After all the pomp and circumstance is cleaned up after inauguration weekend, many are wondering: What next?

After President-elect Donald Trump is sworn in as the United States' 45th president on Friday, his supporters, detractors, Congress, the media and political observers await to see what the business mogul turned Commander-in-Chief will do in his first 100 days in the Oval Office.

Trump's zero government experience worries some, others see him as a fresh approach to dealing with pressing issues, such as health care, immigration and job growth.

No matter the resume, a first-term president is on a learning curve of how the federal government works, according to political science professor Samantha Pettey at the Massachusetts College of Liberal Arts in North Adams, Mass.

"It's important to recognize the institutional rules and respect those rules," Pettey said. "Congress is a very slow-moving branch and it's designed that way. Will that frustrate Trump?"

Whether on his own authority, or approval from Congress, the incoming president won't necessarily find his decisions easily implemented.

"Trump will find, unlike the business world, he can't snap his fingers and get things done," said Justin Crowe, associate professor of political science at Williams College in Williamstown, Mass.

What happens those first '100 days'?

"One hundred days is almost not fair for a new presidency in this day in age. It's hard to imagine the first 100 days just like FDR," said Crowe.

What he is referring to is the time period first associated with Franklin Delano Roosevelt during his inaugural term 84 years ago. The 100 days gauges the successes and accomplishments of a president during a time that political pundits consider the chief executive's power and influence is at its greatest. Roosevelt coined the term referring to the 100-day session of the 73rd U.S. Congress between March 9 and June 17, rather than the first 100 days of his administration.

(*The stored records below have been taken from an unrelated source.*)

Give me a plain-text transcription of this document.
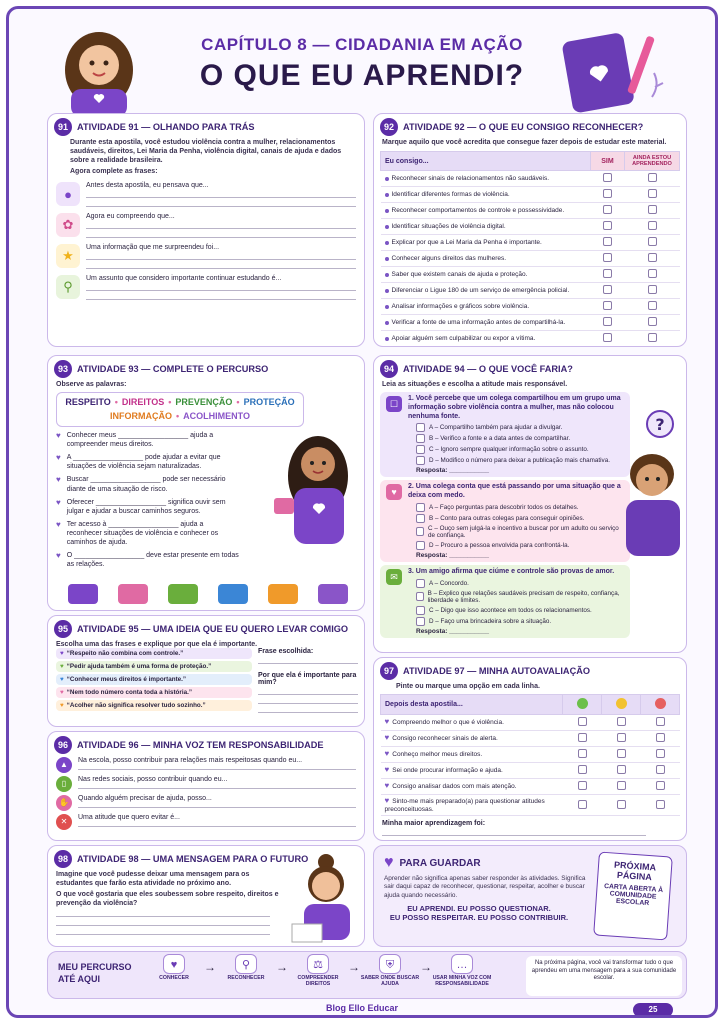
CAPÍTULO 8 — CIDADANIA EM AÇÃO
O QUE EU APRENDI?
91 ATIVIDADE 91 — OLHANDO PARA TRÁS
Durante esta apostila, você estudou violência contra a mulher, relacionamentos saudáveis, direitos, Lei Maria da Penha, violência digital, canais de ajuda e dados sobre a realidade brasileira.
Agora complete as frases:
●
Antes desta apostila, eu pensava que...
✿
Agora eu compreendo que...
★
Uma informação que me surpreendeu foi...
⚲
Um assunto que considero importante continuar estudando é...
92 ATIVIDADE 92 — O QUE EU CONSIGO RECONHECER?
Marque aquilo que você acredita que consegue fazer depois de estudar este material.
Eu consigo...	SIM	AINDA ESTOU APRENDENDO
Reconhecer sinais de relacionamentos não saudáveis.		
Identificar diferentes formas de violência.		
Reconhecer comportamentos de controle e possessividade.		
Identificar situações de violência digital.		
Explicar por que a Lei Maria da Penha é importante.		
Conhecer alguns direitos das mulheres.		
Saber que existem canais de ajuda e proteção.		
Diferenciar o Ligue 180 de um serviço de emergência policial.		
Analisar informações e gráficos sobre violência.		
Verificar a fonte de uma informação antes de compartilhá-la.		
Apoiar alguém sem culpabilizar ou expor a vítima.		
93 ATIVIDADE 93 — COMPLETE O PERCURSO
Observe as palavras:
RESPEITO • DIREITOS • PREVENÇÃO • PROTEÇÃO
INFORMAÇÃO • ACOLHIMENTO
♥ Conhecer meus __________________ ajuda a compreender meus direitos.
♥ A __________________ pode ajudar a evitar que situações de violência sejam naturalizadas.
♥ Buscar __________________ pode ser necessário diante de uma situação de risco.
♥ Oferecer __________________ significa ouvir sem julgar e ajudar a buscar caminhos seguros.
♥ Ter acesso à __________________ ajuda a reconhecer situações de violência e conhecer os caminhos de ajuda.
♥ O __________________ deve estar presente em todas as relações.
94 ATIVIDADE 94 — O QUE VOCÊ FARIA?
Leia as situações e escolha a atitude mais responsável.
☐
1. Você percebe que um colega compartilhou em um grupo uma informação sobre violência contra a mulher, mas não colocou nenhuma fonte.
A – Compartilho também para ajudar a divulgar.
B – Verifico a fonte e a data antes de compartilhar.
C – Ignoro sempre qualquer informação sobre o assunto.
D – Modifico o número para deixar a publicação mais chamativa.
Resposta: ___________
♥
2. Uma colega conta que está passando por uma situação que a deixa com medo.
A – Faço perguntas para descobrir todos os detalhes.
B – Conto para outras colegas para conseguir opiniões.
C – Ouço sem julgá-la e incentivo a buscar por um adulto ou serviço de confiança.
D – Procuro a pessoa envolvida para confrontá-la.
Resposta: ___________
✉
3. Um amigo afirma que ciúme e controle são provas de amor.
A – Concordo.
B – Explico que relações saudáveis precisam de respeito, confiança, liberdade e limites.
C – Digo que isso acontece em todos os relacionamentos.
D – Faço uma brincadeira sobre a situação.
Resposta: ___________
?
95 ATIVIDADE 95 — UMA IDEIA QUE EU QUERO LEVAR COMIGO
Escolha uma das frases e explique por que ela é importante.
♥ “Respeito não combina com controle.”
♥ “Pedir ajuda também é uma forma de proteção.”
♥ “Conhecer meus direitos é importante.”
♥ “Nem todo número conta toda a história.”
♥ “Acolher não significa resolver tudo sozinho.”
Frase escolhida:
Por que ela é importante para mim?
96 ATIVIDADE 96 — MINHA VOZ TEM RESPONSABILIDADE
▲	Na escola, posso contribuir para relações mais respeitosas quando eu...
▯	Nas redes sociais, posso contribuir quando eu...
✋	Quando alguém precisar de ajuda, posso...
✕	Uma atitude que quero evitar é...
97 ATIVIDADE 97 — MINHA AUTOAVALIAÇÃO
Pinte ou marque uma opção em cada linha.
Depois desta apostila...			
♥ Compreendo melhor o que é violência.			
♥ Consigo reconhecer sinais de alerta.			
♥ Conheço melhor meus direitos.			
♥ Sei onde procurar informação e ajuda.			
♥ Consigo analisar dados com mais atenção.			
♥ Sinto-me mais preparado(a) para questionar atitudes preconceituosas.			
Minha maior aprendizagem foi:
98 ATIVIDADE 98 — UMA MENSAGEM PARA O FUTURO
Imagine que você pudesse deixar uma mensagem para os estudantes que farão esta atividade no próximo ano.
O que você gostaria que eles soubessem sobre respeito, direitos e prevenção da violência?
♥ PARA GUARDAR
Aprender não significa apenas saber responder às atividades. Significa sair daqui capaz de reconhecer, questionar, respeitar, acolher e buscar ajuda quando necessário.
EU APRENDI. EU POSSO QUESTIONAR.
EU POSSO RESPEITAR. EU POSSO CONTRIBUIR.
PRÓXIMA PÁGINA
CARTA ABERTA À COMUNIDADE ESCOLAR
MEU PERCURSO ATÉ AQUI
♥
CONHECER
→	⚲
RECONHECER
→	⚖
COMPREENDER DIREITOS
→	⛨
SABER ONDE BUSCAR AJUDA
→	…
USAR MINHA VOZ COM RESPONSABILIDADE
Na próxima página, você vai transformar tudo o que aprendeu em uma mensagem para a sua comunidade escolar.
Blog Ello Educar	25
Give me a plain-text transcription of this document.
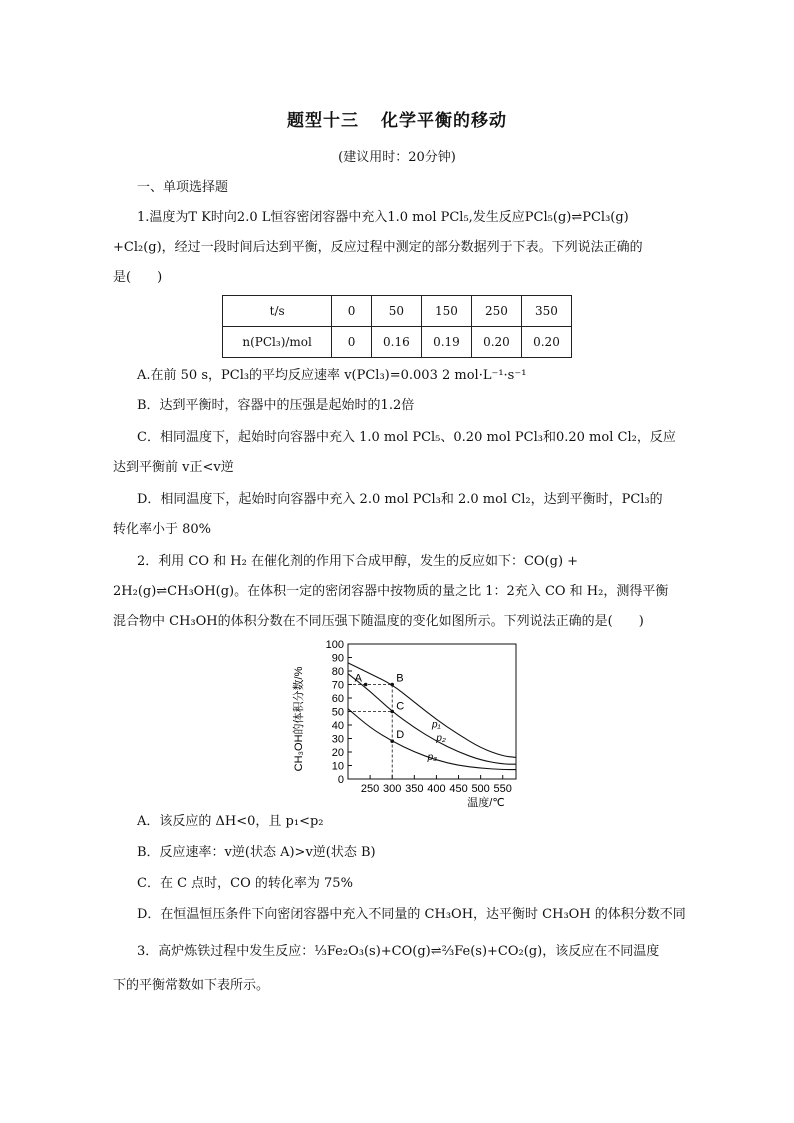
题型十三 化学平衡的移动
(建议用时：20分钟)
一、单项选择题
1.温度为T K时向2.0 L恒容密闭容器中充入1.0 mol PCl₅,发生反应PCl₅(g)⇌PCl₃(g)
+Cl₂(g)，经过一段时间后达到平衡，反应过程中测定的部分数据列于下表。下列说法正确的
是(　　)
t/s	0	50	150	250	350
n(PCl₃)/mol	0	0.16	0.19	0.20	0.20
A.在前 50 s，PCl₃的平均反应速率 v(PCl₃)=0.003 2 mol·L⁻¹·s⁻¹
B．达到平衡时，容器中的压强是起始时的1.2倍
C．相同温度下，起始时向容器中充入 1.0 mol PCl₅、0.20 mol PCl₃和0.20 mol Cl₂，反应
达到平衡前 v正<v逆
D．相同温度下，起始时向容器中充入 2.0 mol PCl₃和 2.0 mol Cl₂，达到平衡时，PCl₃的
转化率小于 80%
2．利用 CO 和 H₂ 在催化剂的作用下合成甲醇，发生的反应如下：CO(g) +
2H₂(g)⇌CH₃OH(g)。在体积一定的密闭容器中按物质的量之比 1：2充入 CO 和 H₂，测得平衡
混合物中 CH₃OH的体积分数在不同压强下随温度的变化如图所示。下列说法正确的是(　　)
p₁
p₂
p₃
A	B
C
D
0
10
20
30
40
50
60
70
80
90
100
250 300 350 400 450 500 550
温度/℃
CH₃OH的体积分数/%
A．该反应的 ΔH<0，且 p₁<p₂
B．反应速率：v逆(状态 A)>v逆(状态 B)
C．在 C 点时，CO 的转化率为 75%
D．在恒温恒压条件下向密闭容器中充入不同量的 CH₃OH，达平衡时 CH₃OH 的体积分数不同
3．高炉炼铁过程中发生反应：⅓Fe₂O₃(s)+CO(g)⇌⅔Fe(s)+CO₂(g)，该反应在不同温度
下的平衡常数如下表所示。
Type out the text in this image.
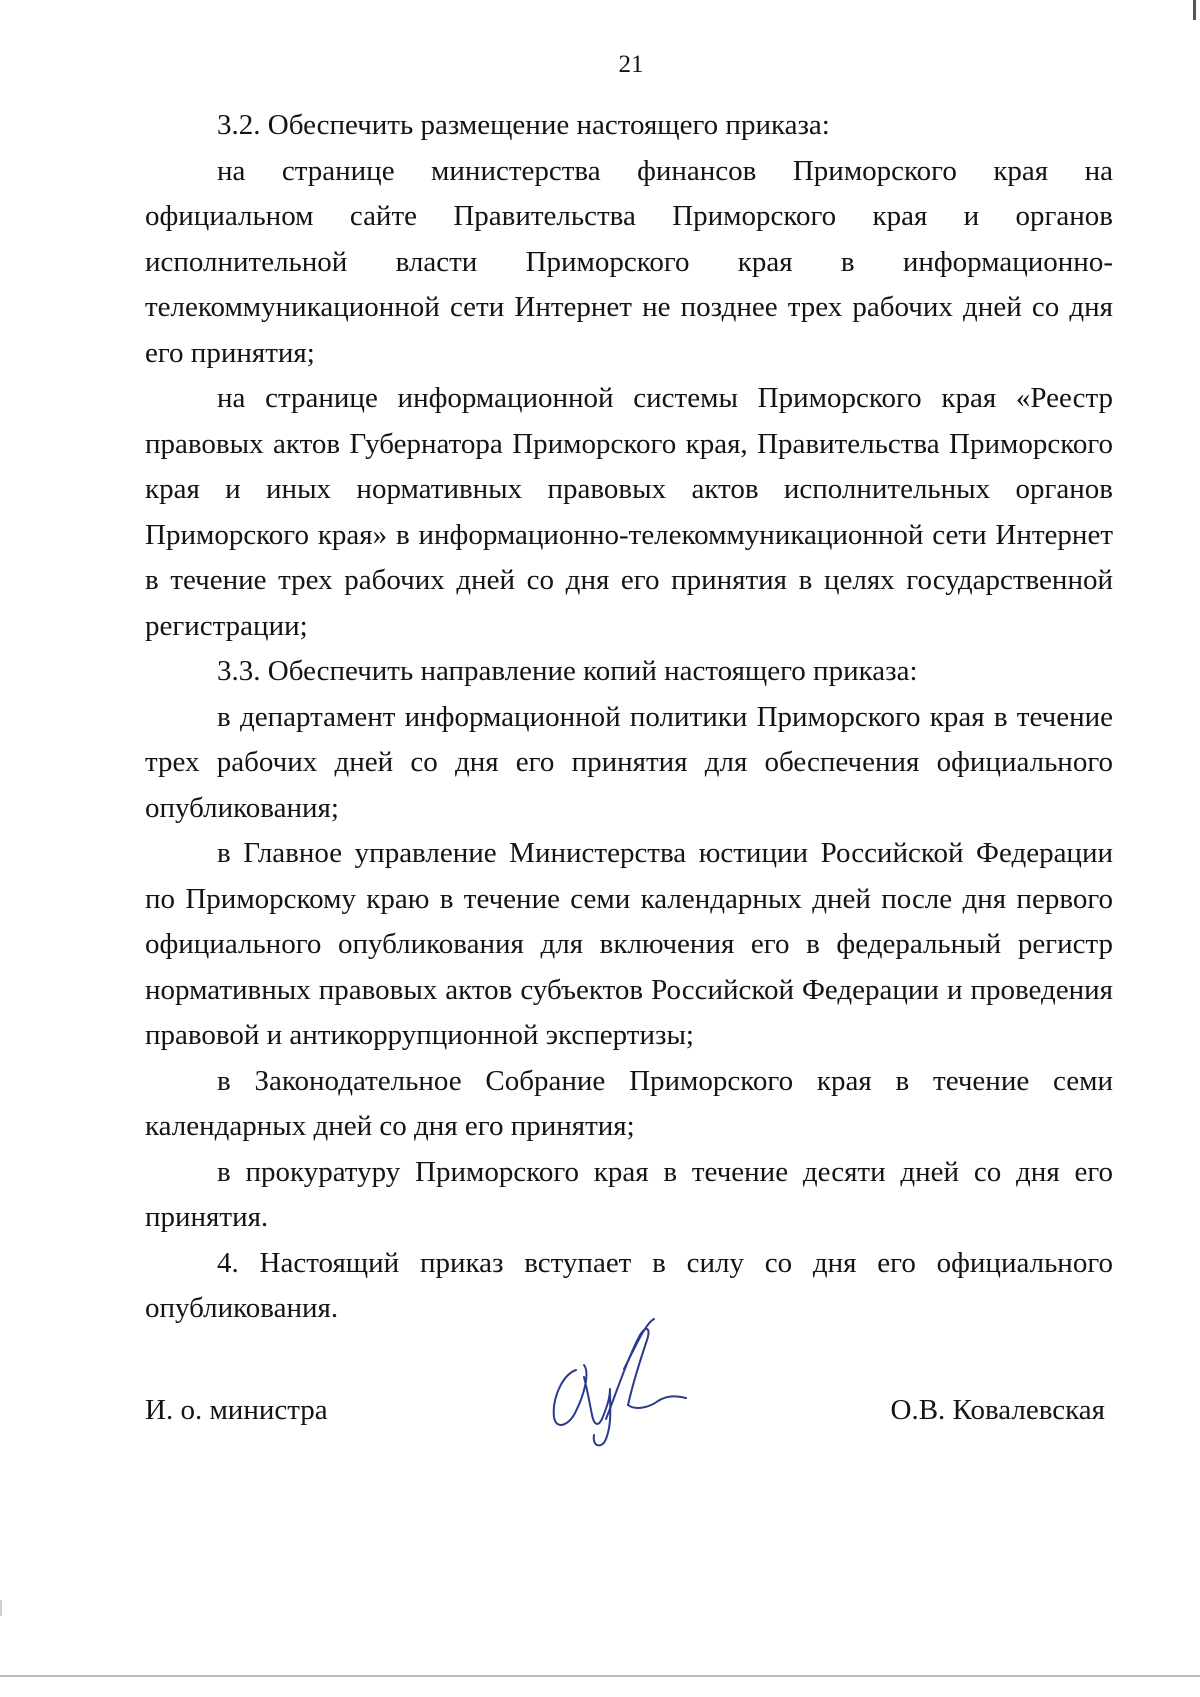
21

3.2. Обеспечить размещение настоящего приказа:

на странице министерства финансов Приморского края на официальном сайте Правительства Приморского края и органов исполнительной власти Приморского края в информационно-телекоммуникационной сети Интернет не позднее трех рабочих дней со дня его принятия;

на странице информационной системы Приморского края «Реестр правовых актов Губернатора Приморского края, Правительства Приморского края и иных нормативных правовых актов исполнительных органов Приморского края» в информационно-телекоммуникационной сети Интернет в течение трех рабочих дней со дня его принятия в целях государственной регистрации;

3.3. Обеспечить направление копий настоящего приказа:

в департамент информационной политики Приморского края в течение трех рабочих дней со дня его принятия для обеспечения официального опубликования;

в Главное управление Министерства юстиции Российской Федерации по Приморскому краю в течение семи календарных дней после дня первого официального опубликования для включения его в федеральный регистр нормативных правовых актов субъектов Российской Федерации и проведения правовой и антикоррупционной экспертизы;

в Законодательное Собрание Приморского края в течение семи календарных дней со дня его принятия;

в прокуратуру Приморского края в течение десяти дней со дня его принятия.

4. Настоящий приказ вступает в силу со дня его официального опубликования.

И. о. министра	О.В. Ковалевская
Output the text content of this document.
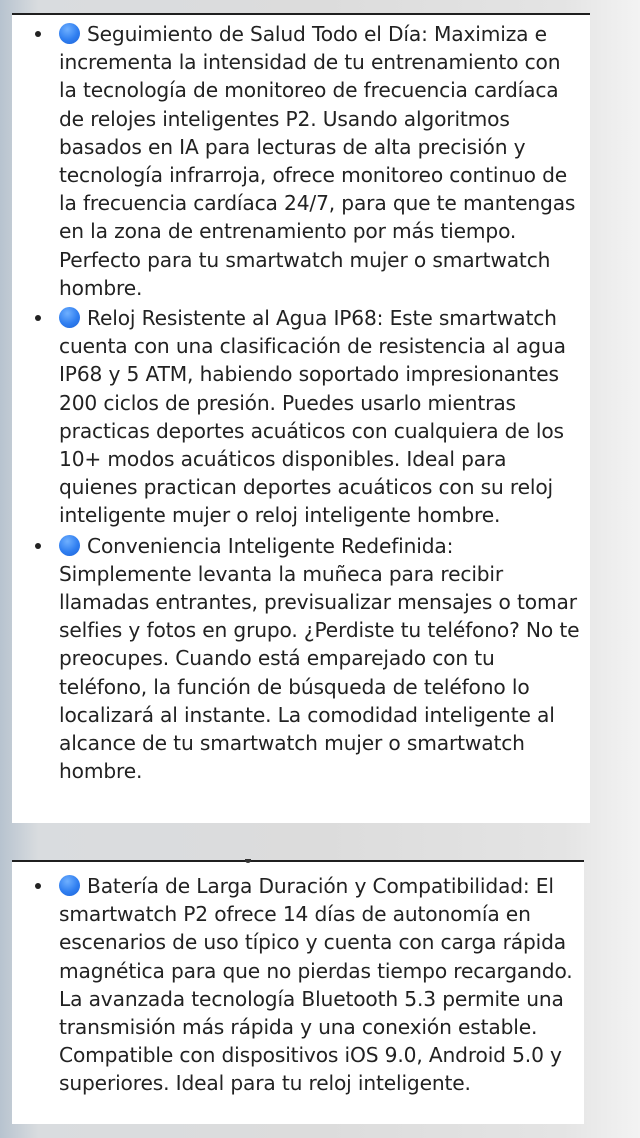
Seguimiento de Salud Todo el Día: Maximiza e incrementa la intensidad de tu entrenamiento con la tecnología de monitoreo de frecuencia cardíaca de relojes inteligentes P2. Usando algoritmos basados en IA para lecturas de alta precisión y tecnología infrarroja, ofrece monitoreo continuo de la frecuencia cardíaca 24/7, para que te mantengas en la zona de entrenamiento por más tiempo. Perfecto para tu smartwatch mujer o smartwatch hombre.
Reloj Resistente al Agua IP68: Este smartwatch cuenta con una clasificación de resistencia al agua IP68 y 5 ATM, habiendo soportado impresionantes 200 ciclos de presión. Puedes usarlo mientras practicas deportes acuáticos con cualquiera de los 10+ modos acuáticos disponibles. Ideal para quienes practican deportes acuáticos con su reloj inteligente mujer o reloj inteligente hombre.
Conveniencia Inteligente Redefinida: Simplemente levanta la muñeca para recibir llamadas entrantes, previsualizar mensajes o tomar selfies y fotos en grupo. ¿Perdiste tu teléfono? No te preocupes. Cuando está emparejado con tu teléfono, la función de búsqueda de teléfono lo localizará al instante. La comodidad inteligente al alcance de tu smartwatch mujer o smartwatch hombre.
Batería de Larga Duración y Compatibilidad: El smartwatch P2 ofrece 14 días de autonomía en escenarios de uso típico y cuenta con carga rápida magnética para que no pierdas tiempo recargando. La avanzada tecnología Bluetooth 5.3 permite una transmisión más rápida y una conexión estable. Compatible con dispositivos iOS 9.0, Android 5.0 y superiores. Ideal para tu reloj inteligente.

Nevertheless, on Day 1 of the new Congress in 1933, the legislative body passed Roosevelt's Emergency Banking Act, the first in a series of steps FDR spearheaded to pull the U.S. out of the depths of the Great Depression.

How do the seats get filled?

Trump will immediately lock horns with some members of the U.S. Senate, charged with approving his cabinet appointees and more than a thousand other agency heads and senior posts, according to a recent CNN online report. While Senate hearings vetting the nominations have been under way for two weeks, Senate votes can only happen after Trump takes office on Friday. Once the nomination is considered by the Senate, unlimited debate is allowed until two-thirds of the Senate vote to end the debate. The Senate then conducts a majority vote on whether to confirm, reject or take no action on the nomination.

What about my health insurance?

Trump and Congress' potential repeal of the Affordable Care Act has millions of American's enrolled in the program worried.

Crowe doubts Trump and Congress can ill-afford a straight-up substitution of the health insurance program.

"There is simply no way the Republicans are going to cover all those Americans under a repeal of 'Obamacare,'" he said. Keep in mind that many steps remain before any changes will take affect. If you're one of the estimated 20 million Americans who gained coverage through the health law, you are extremely unlikely to lose coverage this year, according to a report by The New York Times.

It's a complicated issue, but the short answer is we'll have to wait and see.

How the U.S. House and Senate handle healthcare is on par with Trump dealing with the issue, according to Pettey.

"I would argue we have a representative government and [Americans] should pay attention to what Congress does," she said.

But the president can flex some muscle, right?

Pettey and Crowe point out Trump's more immediate impact could come via executive orders, such as securing the nation's borders and setting the tone on foreign policy. Trump has vowed to give border patrols more vetting powers over those coming into the country, especially from Mexico.

The president-elect has also raised eyebrows in the Middle East by considering moving the U.S. Embassy in Israel from Tel Aviv to Jerusalem, according to a USA Today report.

Israelis have been pushing countries to relocate their diplomatic missions to Jerusalem on the West Bank, a city both Israel and the Palestinians claim as their capital. Palestinian leaders and other Arab nations have balked at the potential move, believing it will trigger more violence in the tension-filled region.

Trump must weigh the risks of this and any executive order he issues, according to Pettey.

"Technically, the president can make such orders because he oversees the bureaucracy, but that doesn't mean they are necessarily appropriate things to do," she said.